American football player (born 1988)

Anthony Gaitor (born October 9, 1988) is an American former professional football player who was a cornerback in the National Football League (NFL) and Canadian Football League (CFL). He was selected by the Tampa Bay Buccaneers in the seventh round of the 2011 NFL draft. He played college football for the FIU Panthers.

==Early life==
A native of Miami, Gaitor attended Miami Northwestern High School, where he played on a squad that included other future NFL players: Lavonte David, Marcus Forston, Jacory Harris, Tommy Streeter, Sean Spence, and Brandon Washington. Regarded as only a two-star recruit by Rivals.com, Gaitor was not listed among the top cornerbacks of his class.

==College career==
Gaitor attended Florida International University from 2007 to 2010. In his career, he accumulated 197 total tackles, including 19 for loss, four sacks, 11 interceptions (three which he returned for touchdowns), and 35 passes defended.

==Professional career==

===Tampa Bay Buccaneers (first stint)===
Gaitor was selected by the Tampa Bay Buccaneers in the seventh round, 222nd overall, of the 2011 NFL draft. On August 26, 2013, he was placed on injured-reserve, thus ending his 2013 season.

===Miami Dolphins===
Gaitor signed with the Miami Dolphins on May 28, 2014.

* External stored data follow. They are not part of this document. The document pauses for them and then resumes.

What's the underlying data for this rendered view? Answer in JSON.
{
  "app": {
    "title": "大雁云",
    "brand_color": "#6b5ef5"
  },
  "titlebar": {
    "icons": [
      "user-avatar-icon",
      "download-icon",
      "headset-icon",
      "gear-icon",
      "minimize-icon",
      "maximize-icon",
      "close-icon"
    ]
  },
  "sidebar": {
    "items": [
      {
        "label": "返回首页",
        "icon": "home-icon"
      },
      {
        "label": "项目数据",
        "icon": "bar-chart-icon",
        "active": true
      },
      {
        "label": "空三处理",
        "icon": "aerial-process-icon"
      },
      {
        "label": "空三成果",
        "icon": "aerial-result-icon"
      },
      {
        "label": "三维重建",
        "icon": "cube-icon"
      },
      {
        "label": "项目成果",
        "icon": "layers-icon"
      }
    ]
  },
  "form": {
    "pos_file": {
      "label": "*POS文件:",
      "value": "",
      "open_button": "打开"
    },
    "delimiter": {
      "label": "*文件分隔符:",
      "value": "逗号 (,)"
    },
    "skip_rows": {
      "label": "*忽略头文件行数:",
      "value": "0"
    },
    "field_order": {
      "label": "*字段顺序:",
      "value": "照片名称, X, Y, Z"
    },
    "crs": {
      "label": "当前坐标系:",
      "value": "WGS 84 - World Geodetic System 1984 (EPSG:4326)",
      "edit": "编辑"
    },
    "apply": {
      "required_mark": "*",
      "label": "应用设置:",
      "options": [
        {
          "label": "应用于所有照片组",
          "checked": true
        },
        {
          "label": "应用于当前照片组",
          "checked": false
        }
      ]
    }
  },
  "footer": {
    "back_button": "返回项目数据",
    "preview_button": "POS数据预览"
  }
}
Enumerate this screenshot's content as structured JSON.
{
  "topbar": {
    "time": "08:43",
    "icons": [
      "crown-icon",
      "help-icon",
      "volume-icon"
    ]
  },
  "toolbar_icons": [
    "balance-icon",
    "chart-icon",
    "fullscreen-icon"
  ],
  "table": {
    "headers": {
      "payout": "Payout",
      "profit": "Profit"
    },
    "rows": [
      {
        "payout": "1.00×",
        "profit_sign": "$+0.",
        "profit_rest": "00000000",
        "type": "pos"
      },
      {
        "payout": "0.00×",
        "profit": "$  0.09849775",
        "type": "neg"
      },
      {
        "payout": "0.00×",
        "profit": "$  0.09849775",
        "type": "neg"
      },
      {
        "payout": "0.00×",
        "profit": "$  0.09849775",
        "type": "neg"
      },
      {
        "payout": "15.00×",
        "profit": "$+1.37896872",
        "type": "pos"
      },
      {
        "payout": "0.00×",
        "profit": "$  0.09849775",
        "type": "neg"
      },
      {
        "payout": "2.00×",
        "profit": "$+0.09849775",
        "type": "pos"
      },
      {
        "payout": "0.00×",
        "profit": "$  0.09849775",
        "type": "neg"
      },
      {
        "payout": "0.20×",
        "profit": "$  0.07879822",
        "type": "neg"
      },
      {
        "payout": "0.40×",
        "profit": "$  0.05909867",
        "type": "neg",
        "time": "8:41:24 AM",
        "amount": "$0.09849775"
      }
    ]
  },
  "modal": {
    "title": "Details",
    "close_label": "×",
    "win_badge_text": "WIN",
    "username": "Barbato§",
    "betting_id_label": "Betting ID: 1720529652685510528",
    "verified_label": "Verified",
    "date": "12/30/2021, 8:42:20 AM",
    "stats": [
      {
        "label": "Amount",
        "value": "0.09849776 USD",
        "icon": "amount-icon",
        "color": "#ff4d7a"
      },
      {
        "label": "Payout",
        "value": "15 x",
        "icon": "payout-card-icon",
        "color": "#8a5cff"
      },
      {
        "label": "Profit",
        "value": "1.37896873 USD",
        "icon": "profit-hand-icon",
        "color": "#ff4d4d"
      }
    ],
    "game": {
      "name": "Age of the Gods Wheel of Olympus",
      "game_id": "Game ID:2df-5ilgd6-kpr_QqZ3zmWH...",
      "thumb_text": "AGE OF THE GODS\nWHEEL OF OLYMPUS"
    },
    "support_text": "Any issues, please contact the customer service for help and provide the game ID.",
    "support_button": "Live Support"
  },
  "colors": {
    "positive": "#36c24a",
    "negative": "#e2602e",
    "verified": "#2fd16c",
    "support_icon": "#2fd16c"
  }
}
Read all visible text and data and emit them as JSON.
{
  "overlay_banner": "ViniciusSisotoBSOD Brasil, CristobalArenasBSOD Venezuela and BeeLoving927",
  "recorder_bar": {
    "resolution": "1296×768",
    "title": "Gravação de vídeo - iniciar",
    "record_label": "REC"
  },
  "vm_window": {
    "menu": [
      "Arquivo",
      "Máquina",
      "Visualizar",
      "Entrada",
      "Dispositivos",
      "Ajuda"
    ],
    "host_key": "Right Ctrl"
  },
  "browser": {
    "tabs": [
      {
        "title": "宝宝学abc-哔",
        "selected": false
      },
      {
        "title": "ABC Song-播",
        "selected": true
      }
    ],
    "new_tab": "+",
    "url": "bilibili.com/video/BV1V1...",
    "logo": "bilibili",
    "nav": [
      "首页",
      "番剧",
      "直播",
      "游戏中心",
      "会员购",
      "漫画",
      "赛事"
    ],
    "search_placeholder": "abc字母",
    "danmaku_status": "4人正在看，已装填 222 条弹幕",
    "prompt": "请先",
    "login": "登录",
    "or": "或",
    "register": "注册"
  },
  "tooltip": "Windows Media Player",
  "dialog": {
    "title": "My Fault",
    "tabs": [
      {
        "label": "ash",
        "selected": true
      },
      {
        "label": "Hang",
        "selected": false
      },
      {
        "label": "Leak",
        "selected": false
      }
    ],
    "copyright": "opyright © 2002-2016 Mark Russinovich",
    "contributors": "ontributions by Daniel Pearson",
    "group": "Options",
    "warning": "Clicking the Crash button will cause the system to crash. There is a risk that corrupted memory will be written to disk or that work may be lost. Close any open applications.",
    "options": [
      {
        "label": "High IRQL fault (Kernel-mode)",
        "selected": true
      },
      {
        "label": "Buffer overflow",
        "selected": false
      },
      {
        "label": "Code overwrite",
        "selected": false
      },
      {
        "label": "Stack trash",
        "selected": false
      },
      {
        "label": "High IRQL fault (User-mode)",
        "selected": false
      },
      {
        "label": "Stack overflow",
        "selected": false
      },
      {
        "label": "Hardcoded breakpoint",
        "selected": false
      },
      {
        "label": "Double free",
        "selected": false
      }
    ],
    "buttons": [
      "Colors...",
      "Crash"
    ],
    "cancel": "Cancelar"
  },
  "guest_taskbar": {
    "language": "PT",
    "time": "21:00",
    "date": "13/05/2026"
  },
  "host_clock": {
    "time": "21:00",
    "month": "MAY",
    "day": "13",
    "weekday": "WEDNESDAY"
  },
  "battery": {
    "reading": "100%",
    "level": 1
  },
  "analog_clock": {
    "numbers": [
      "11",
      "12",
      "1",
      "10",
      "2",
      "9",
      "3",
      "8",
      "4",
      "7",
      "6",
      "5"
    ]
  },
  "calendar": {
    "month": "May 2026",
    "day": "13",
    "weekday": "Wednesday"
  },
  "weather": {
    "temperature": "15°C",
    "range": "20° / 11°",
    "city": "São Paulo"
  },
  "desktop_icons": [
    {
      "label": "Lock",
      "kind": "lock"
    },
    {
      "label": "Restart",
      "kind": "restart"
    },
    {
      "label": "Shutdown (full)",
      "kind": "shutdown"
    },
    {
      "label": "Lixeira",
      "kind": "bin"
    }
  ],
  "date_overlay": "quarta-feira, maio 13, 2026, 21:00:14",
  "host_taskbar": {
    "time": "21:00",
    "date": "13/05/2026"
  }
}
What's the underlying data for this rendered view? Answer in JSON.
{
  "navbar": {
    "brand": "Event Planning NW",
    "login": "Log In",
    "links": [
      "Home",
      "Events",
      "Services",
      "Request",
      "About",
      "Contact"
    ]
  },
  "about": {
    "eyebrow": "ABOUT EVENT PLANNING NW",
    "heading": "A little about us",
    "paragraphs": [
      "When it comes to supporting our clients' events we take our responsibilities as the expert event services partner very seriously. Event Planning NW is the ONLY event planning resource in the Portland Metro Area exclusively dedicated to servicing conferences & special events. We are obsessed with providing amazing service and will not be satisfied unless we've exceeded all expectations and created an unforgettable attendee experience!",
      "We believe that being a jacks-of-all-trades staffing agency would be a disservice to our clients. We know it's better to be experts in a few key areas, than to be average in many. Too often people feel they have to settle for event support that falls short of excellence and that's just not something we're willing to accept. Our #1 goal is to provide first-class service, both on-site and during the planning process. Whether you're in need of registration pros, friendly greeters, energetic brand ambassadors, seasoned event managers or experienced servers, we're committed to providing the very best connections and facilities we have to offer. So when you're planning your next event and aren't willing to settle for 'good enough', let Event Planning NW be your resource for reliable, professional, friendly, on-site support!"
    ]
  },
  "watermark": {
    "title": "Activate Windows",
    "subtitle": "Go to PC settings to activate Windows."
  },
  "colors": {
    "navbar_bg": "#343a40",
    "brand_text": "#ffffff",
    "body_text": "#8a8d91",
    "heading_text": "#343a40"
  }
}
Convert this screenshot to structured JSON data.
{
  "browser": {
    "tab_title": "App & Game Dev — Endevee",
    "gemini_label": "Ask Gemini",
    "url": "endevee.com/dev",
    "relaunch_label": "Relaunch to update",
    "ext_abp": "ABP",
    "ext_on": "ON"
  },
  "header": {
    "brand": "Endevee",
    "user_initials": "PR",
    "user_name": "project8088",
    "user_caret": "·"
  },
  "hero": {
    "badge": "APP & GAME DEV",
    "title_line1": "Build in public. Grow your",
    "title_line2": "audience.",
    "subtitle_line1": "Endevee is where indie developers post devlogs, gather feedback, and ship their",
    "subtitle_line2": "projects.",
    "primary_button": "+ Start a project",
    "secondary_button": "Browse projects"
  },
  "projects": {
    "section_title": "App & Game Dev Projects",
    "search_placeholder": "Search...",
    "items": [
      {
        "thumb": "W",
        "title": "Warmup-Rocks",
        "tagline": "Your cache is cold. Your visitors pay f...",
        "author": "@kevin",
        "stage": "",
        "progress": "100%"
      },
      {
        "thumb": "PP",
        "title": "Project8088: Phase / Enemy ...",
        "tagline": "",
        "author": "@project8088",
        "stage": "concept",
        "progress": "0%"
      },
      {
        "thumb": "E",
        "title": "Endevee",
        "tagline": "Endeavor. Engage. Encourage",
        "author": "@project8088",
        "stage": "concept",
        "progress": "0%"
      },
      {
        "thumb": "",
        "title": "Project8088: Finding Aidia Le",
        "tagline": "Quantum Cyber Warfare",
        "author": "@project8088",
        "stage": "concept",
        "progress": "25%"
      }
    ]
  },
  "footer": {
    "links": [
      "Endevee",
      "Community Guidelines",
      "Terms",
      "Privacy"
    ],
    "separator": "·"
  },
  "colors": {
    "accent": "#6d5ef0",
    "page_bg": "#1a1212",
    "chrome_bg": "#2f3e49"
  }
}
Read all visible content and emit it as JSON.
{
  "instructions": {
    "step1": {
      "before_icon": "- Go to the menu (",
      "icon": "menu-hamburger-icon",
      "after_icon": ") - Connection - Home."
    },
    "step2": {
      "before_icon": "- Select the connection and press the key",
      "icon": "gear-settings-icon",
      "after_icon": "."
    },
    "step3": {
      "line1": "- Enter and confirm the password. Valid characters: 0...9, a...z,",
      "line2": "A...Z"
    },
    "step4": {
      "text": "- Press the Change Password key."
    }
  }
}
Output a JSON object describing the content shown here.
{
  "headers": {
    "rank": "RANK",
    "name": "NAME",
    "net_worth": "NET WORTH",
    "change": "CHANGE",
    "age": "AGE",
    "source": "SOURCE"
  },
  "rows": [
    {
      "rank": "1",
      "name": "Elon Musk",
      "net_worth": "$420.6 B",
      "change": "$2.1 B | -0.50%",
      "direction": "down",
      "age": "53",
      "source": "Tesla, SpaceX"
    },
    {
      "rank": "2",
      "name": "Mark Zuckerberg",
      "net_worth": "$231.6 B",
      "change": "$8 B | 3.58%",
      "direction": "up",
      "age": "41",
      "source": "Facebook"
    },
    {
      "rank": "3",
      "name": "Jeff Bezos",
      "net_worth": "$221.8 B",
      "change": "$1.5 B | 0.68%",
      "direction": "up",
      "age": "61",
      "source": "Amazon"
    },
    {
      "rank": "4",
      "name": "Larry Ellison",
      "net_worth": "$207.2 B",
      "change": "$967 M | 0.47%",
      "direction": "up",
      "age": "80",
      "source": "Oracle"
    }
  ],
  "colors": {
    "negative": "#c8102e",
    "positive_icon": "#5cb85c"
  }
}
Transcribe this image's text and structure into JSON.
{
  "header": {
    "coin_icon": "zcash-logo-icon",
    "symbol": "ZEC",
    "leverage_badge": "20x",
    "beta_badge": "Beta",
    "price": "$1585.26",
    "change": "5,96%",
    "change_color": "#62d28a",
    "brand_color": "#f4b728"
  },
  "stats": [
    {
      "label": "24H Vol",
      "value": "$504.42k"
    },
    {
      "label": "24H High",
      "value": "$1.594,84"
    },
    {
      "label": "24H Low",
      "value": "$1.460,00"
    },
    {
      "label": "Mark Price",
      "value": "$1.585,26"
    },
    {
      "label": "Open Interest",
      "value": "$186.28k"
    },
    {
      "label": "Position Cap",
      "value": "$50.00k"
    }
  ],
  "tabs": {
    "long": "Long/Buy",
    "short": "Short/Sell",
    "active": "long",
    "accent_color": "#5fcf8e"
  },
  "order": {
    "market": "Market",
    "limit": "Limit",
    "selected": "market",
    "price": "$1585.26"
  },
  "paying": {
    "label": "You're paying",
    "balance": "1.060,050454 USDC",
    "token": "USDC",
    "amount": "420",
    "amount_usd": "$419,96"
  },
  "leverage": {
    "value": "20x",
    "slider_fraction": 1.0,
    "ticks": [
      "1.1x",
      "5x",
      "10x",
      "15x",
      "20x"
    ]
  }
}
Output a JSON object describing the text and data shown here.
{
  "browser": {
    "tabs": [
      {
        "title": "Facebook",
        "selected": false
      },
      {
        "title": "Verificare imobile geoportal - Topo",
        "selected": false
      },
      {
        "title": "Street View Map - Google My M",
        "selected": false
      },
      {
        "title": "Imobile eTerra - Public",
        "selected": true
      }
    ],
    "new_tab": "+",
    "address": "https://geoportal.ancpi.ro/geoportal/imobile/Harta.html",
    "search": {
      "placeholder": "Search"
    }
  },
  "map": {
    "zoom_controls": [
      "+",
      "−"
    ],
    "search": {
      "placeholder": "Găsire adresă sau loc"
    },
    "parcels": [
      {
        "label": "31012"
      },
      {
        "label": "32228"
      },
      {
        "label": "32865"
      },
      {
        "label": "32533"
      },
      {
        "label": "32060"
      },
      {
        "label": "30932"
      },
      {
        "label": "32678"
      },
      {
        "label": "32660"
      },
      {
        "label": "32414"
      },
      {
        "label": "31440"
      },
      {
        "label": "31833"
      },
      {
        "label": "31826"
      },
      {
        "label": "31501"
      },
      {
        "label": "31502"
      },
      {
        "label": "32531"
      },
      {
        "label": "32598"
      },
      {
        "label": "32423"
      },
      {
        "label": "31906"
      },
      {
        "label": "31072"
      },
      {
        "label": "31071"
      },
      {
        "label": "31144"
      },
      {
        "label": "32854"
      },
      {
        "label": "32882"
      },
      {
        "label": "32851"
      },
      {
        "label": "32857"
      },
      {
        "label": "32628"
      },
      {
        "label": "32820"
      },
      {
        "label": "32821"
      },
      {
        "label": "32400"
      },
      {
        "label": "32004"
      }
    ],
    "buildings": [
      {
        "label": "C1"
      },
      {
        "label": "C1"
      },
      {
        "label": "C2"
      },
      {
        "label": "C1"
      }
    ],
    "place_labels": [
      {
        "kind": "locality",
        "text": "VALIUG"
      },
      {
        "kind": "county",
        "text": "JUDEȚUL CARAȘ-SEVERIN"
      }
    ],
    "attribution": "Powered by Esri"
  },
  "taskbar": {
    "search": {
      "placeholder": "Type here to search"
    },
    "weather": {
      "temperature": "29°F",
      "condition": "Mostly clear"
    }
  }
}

===Tampa Bay Buccaneers (second stint)===
On July 28, 2014, the Buccaneers re-signed Gaitor. The Buccaneers released Gaitor on August 29, 2014.

===Arizona Cardinals===
Gaitor signed with the Arizona Cardinals practice squad on August 31, 2014. On October 28, 2014, he was released from Arizona's practice squad.

===BC Lions (first stint)===
Gaitor signed with the BC Lions of the Canadian Football League (CFL) on February 25, 2016, and was released by the team on June 3, 2016. He was recalled July 24, 2016. Gaiter played in 11 games for the Lions in 2016, contributing 35 tackles, 2 interceptions, 1 forced fumble, and 1 defensive touchdown. He was released by the Lions on January 9, 2017, allowing him to pursue an NFL contract.

===New Orleans Saints===
Later that same day (January 9, 2017) Gaitor signed a reserve/future contract with the New Orleans Saints. He was waived by the Saints on May 15, 2017.

===BC Lions (second stint)===
Gaitor signed with the Lions on May 29, 2017.

===Winnipeg Blue Bombers===
Gaitor was signed by the Winnipeg Blue Bombers on February 1, 2018. He left the team in November 2019 after refusing a role change.

==Coaching career==
Gaitor currently is a defensive quality control assistant for Florida International football. As of late March 2023, Gaitor was promoted to outside linebackers coach for Florida International. He currently serves as the cornerbacks coach at FIU.